One day not long after the 2016 US presidential election, a white senior colleague asked me—the only Black tenure-line faculty in my college at that time—how Black people felt realizing that racism still exists in America. I was annoyed by his question. This colleague never spoke to me; yet he felt at ease asking me to speak on behalf of all Black people in the United States. Why did he expect me to have a pat answer? Did he think I had taken a scientific poll of Black people’s reactions to the election?

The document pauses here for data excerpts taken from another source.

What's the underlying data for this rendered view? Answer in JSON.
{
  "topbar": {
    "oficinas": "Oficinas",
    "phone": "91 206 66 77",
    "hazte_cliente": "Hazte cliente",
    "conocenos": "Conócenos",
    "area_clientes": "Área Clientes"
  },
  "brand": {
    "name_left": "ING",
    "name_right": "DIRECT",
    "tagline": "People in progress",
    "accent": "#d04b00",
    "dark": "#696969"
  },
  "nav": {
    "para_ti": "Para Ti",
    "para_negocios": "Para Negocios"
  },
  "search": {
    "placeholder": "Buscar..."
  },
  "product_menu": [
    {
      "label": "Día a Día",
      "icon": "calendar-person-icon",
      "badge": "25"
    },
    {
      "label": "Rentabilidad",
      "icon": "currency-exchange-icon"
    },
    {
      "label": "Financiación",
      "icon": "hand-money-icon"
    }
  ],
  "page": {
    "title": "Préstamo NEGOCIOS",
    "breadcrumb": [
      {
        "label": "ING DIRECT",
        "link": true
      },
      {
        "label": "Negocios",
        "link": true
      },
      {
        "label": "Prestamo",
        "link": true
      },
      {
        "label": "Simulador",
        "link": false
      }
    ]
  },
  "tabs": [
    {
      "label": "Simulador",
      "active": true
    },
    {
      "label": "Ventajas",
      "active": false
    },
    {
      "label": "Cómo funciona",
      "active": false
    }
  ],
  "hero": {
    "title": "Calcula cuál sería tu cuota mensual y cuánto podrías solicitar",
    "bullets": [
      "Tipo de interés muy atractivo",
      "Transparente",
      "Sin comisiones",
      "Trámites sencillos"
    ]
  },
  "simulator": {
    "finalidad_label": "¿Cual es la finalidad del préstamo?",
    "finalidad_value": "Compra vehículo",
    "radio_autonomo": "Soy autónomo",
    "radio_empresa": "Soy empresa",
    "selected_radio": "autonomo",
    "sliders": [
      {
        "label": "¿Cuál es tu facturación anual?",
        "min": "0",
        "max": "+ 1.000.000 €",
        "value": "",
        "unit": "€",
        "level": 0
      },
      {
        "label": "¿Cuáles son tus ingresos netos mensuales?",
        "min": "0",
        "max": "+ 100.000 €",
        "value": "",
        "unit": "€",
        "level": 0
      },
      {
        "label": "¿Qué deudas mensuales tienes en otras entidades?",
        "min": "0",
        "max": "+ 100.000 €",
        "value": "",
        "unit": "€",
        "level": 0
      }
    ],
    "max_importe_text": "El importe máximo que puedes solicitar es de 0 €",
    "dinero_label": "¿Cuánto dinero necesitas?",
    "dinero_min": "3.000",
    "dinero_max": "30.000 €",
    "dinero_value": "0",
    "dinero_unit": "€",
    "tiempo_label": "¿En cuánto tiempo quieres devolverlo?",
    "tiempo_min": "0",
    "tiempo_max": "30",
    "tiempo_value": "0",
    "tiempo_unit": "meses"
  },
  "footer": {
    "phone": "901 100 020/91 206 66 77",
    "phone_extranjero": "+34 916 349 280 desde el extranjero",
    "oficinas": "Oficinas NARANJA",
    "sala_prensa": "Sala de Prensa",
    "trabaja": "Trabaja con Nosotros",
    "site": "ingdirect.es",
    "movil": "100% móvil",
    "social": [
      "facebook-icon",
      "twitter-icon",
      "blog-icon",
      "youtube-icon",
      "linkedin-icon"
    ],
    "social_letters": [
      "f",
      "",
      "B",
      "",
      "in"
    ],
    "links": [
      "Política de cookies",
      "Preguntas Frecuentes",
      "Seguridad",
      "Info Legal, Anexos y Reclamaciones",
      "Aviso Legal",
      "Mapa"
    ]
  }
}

I had not. Nevertheless, the imbalance of power between my colleague and myself made it imprudent to show my annoyance, so I answered that Black people never thought racism had ended. Not only do we know it still exists, I told him, but we also continue to experience it, often in our own workplaces.

He was shocked.

He had what I have come to call the “not here” syndrome—denying that racism is a problem in your own organization, even when you are willing to acknowledge it as prevalent in society, outside your own organization or home. The “not here” syndrome is at work when someone bemoans Trump’s election but confidently declares, as this colleague did, “There’s no racism here; at least none that I’ve seen.” Racism was only “out there, not here.” Ironically, while my colleague trusted me to represent Black people’s views on the racism that Trump and his supporters so boldly expressed, he did not trust me to speak about what I have personally experienced as the only Black faculty member at our school. His epiphany that racism persists in the United States left him unconvinced that it is a problem at our own university. And there was nothing I could say to convince him otherwise.